SALT Report 3791 – Last year in September the Washington State Department of Revenue passed legislation revising the nexus standard for Wholesale sales and establishing a “click thru nexus” threshold. In combination with the elevated penalties for non-filing and negligence it is clear the department means business. We have seen a spike in the discovery process and requests for information coming from Washington’s discovery unit over the last few months.
New Nexus Standards for Wholesale B&O Tax – Effective September 1, 2015
Effective September 1, 2015, economic nexus standards apply to most out-of-state wholesaling businesses. Physical presence nexus (i.e., property, payroll, solicitation of sales either directly or through an agent) is no longer the only standard in determining B&O tax.
Out-of-state businesses organized or commercially domiciled outside WA will be subject to the wholesaling B&O tax at the rate of 0.484% on sales delivered in the state if any of the following economic nexus thresholds (adjusted for calendar year 2015) are met during the prior calendar year:
- gross receipts – more than $267,000 in WA state;
- property – more than $53,000 in WA state;
- payroll – more than $53,000 in WA state; or
- at least 25% of the taxpayer’s total property, payroll or gross receipts in WA state.

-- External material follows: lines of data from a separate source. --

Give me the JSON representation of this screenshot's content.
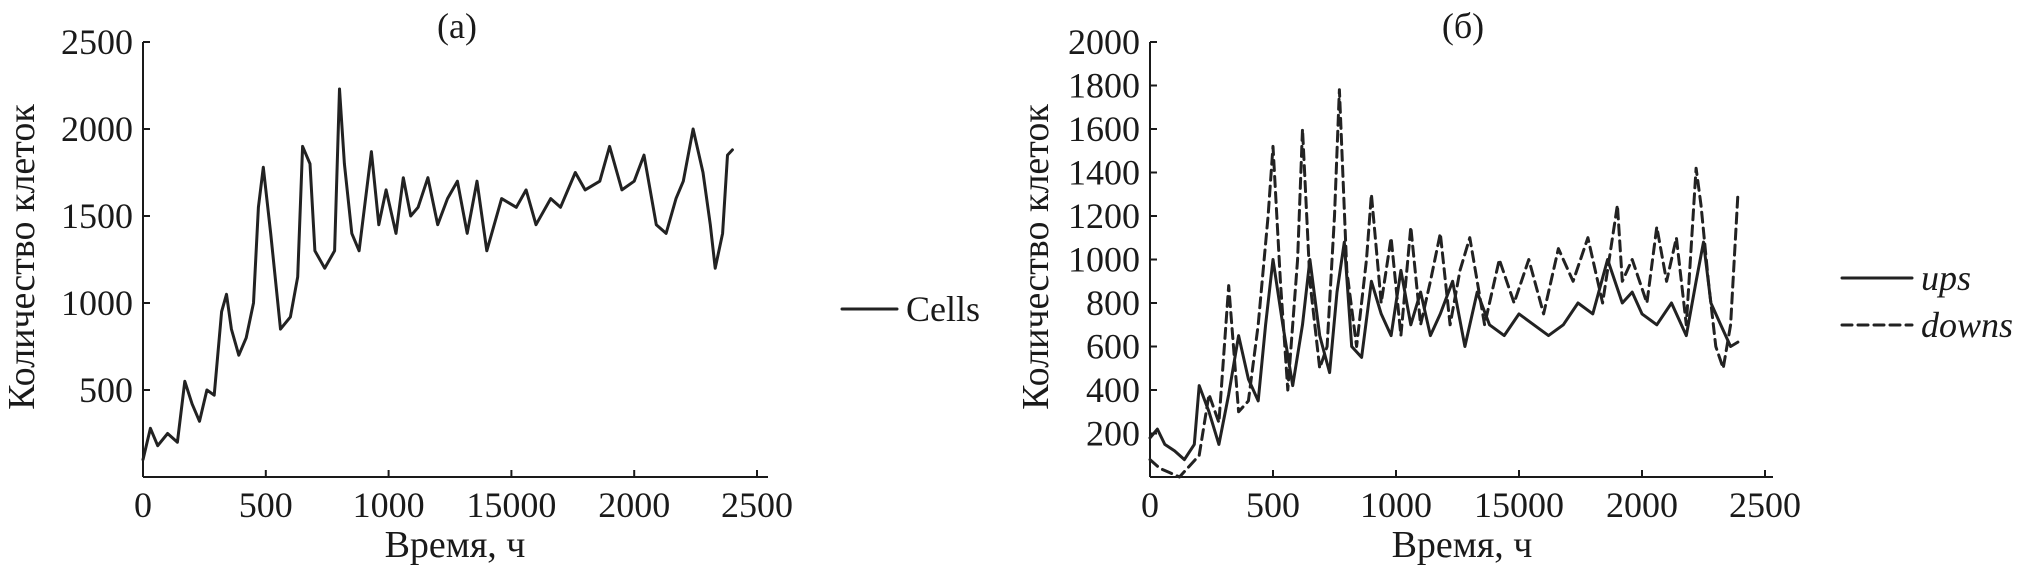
{
  "chart_data": [
    {
      "type": "line",
      "title": "(а)",
      "xlabel": "Время, ч",
      "ylabel": "Количество клеток",
      "xlim": [
        0,
        2500
      ],
      "ylim": [
        0,
        2500
      ],
      "x_ticks": [
        "0",
        "500",
        "1000",
        "15000",
        "2000",
        "2500"
      ],
      "y_ticks": [
        "500",
        "1000",
        "1500",
        "2000",
        "2500"
      ],
      "legend_position": "right",
      "series": [
        {
          "name": "Cells",
          "style": "solid",
          "x": [
            0,
            30,
            60,
            100,
            140,
            170,
            200,
            230,
            260,
            290,
            320,
            340,
            360,
            390,
            420,
            450,
            470,
            490,
            520,
            560,
            600,
            630,
            650,
            680,
            700,
            740,
            780,
            800,
            820,
            850,
            880,
            930,
            960,
            990,
            1030,
            1060,
            1090,
            1120,
            1160,
            1200,
            1240,
            1280,
            1320,
            1360,
            1400,
            1460,
            1520,
            1560,
            1600,
            1660,
            1700,
            1760,
            1800,
            1860,
            1900,
            1950,
            2000,
            2040,
            2090,
            2130,
            2170,
            2200,
            2240,
            2280,
            2310,
            2330,
            2360,
            2380,
            2400
          ],
          "y": [
            100,
            280,
            180,
            250,
            200,
            550,
            420,
            320,
            500,
            470,
            950,
            1050,
            850,
            700,
            800,
            1000,
            1550,
            1780,
            1400,
            850,
            920,
            1150,
            1900,
            1800,
            1300,
            1200,
            1300,
            2230,
            1800,
            1400,
            1300,
            1870,
            1450,
            1650,
            1400,
            1720,
            1500,
            1550,
            1720,
            1450,
            1600,
            1700,
            1400,
            1700,
            1300,
            1600,
            1550,
            1650,
            1450,
            1600,
            1550,
            1750,
            1650,
            1700,
            1900,
            1650,
            1700,
            1850,
            1450,
            1400,
            1600,
            1700,
            2000,
            1750,
            1450,
            1200,
            1400,
            1850,
            1880
          ]
        }
      ]
    },
    {
      "type": "line",
      "title": "(б)",
      "xlabel": "Время, ч",
      "ylabel": "Количество клеток",
      "xlim": [
        0,
        2500
      ],
      "ylim": [
        0,
        2000
      ],
      "x_ticks": [
        "0",
        "500",
        "1000",
        "15000",
        "2000",
        "2500"
      ],
      "y_ticks": [
        "200",
        "400",
        "600",
        "800",
        "1000",
        "1200",
        "1400",
        "1600",
        "1800",
        "2000"
      ],
      "legend_position": "right",
      "series": [
        {
          "name": "ups",
          "style": "solid",
          "x": [
            0,
            30,
            60,
            100,
            140,
            180,
            200,
            240,
            280,
            320,
            360,
            400,
            440,
            470,
            500,
            540,
            580,
            620,
            650,
            690,
            730,
            760,
            790,
            820,
            860,
            900,
            940,
            980,
            1020,
            1060,
            1100,
            1140,
            1180,
            1230,
            1280,
            1330,
            1380,
            1440,
            1500,
            1560,
            1620,
            1680,
            1740,
            1800,
            1860,
            1920,
            1960,
            2000,
            2060,
            2120,
            2180,
            2220,
            2250,
            2280,
            2320,
            2360,
            2390
          ],
          "y": [
            180,
            220,
            150,
            120,
            80,
            150,
            420,
            300,
            150,
            380,
            650,
            450,
            350,
            700,
            1000,
            700,
            420,
            700,
            1000,
            650,
            480,
            850,
            1080,
            600,
            550,
            900,
            750,
            650,
            950,
            700,
            850,
            650,
            750,
            900,
            600,
            850,
            700,
            650,
            750,
            700,
            650,
            700,
            800,
            750,
            1000,
            800,
            850,
            750,
            700,
            800,
            650,
            900,
            1080,
            800,
            700,
            600,
            620
          ]
        },
        {
          "name": "downs",
          "style": "dashed",
          "x": [
            0,
            40,
            80,
            120,
            160,
            200,
            240,
            280,
            320,
            360,
            400,
            440,
            480,
            500,
            530,
            560,
            600,
            620,
            650,
            690,
            720,
            750,
            770,
            800,
            840,
            880,
            900,
            940,
            980,
            1020,
            1060,
            1100,
            1140,
            1180,
            1220,
            1260,
            1300,
            1360,
            1420,
            1480,
            1540,
            1600,
            1660,
            1720,
            1780,
            1840,
            1900,
            1920,
            1960,
            2020,
            2060,
            2100,
            2140,
            2180,
            2220,
            2240,
            2270,
            2300,
            2330,
            2360,
            2390
          ],
          "y": [
            80,
            40,
            20,
            0,
            50,
            100,
            380,
            250,
            880,
            300,
            350,
            700,
            1200,
            1520,
            900,
            400,
            1000,
            1600,
            900,
            500,
            600,
            1200,
            1780,
            950,
            600,
            1000,
            1300,
            800,
            1100,
            650,
            1150,
            700,
            900,
            1120,
            700,
            950,
            1100,
            700,
            1000,
            800,
            1000,
            750,
            1050,
            900,
            1100,
            800,
            1250,
            900,
            1000,
            800,
            1150,
            900,
            1100,
            700,
            1420,
            1250,
            900,
            600,
            500,
            700,
            1300
          ]
        }
      ]
    }
  ]
}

In determining whether a wholesale business exceeds the gross receipts threshold of $267,000, both apportionable income attributable to Washington and wholesale sales delivered to Washington are to be included.
Presumption of Nexus for Click-Through Retail Transactions – Effective September 1, 2015
An out-of-state business will be presumed to have physical nexus in WA and be subject to both the retailing B&O tax and retail sales tax on sales delivered to WA if both apply:
- has agreements with Washington residents and pays a commission or other consideration for referrals via a website link or otherwise; and
- has more than $10,000 in sales into WA during the prior calendar due to these agreements.
The presumption may be rebutted by showing evidence that the in-state resident did not, and was prohibited from, engaging in solicitation on behalf of the out-of-state business.
Late Payment Penalty Increase – Effective August 1, 2015
Washington increased the rates at which late penalties are assessed if payment of taxes due on a return is not received by the due date. The rates are currently as follows:
- One day after the due date to the last day of the month – 9%
- First day of the second month following the due date to the last day of that month – 19%
First day of the third month and thereafter – 29%
With these changes, Washington elevated their discovery efforts and the Department has been contacting out of state companies in order to find out more information. Discovery can open lookback periods up to 10 years back and expose a taxpayer to burdensome penalties and interest.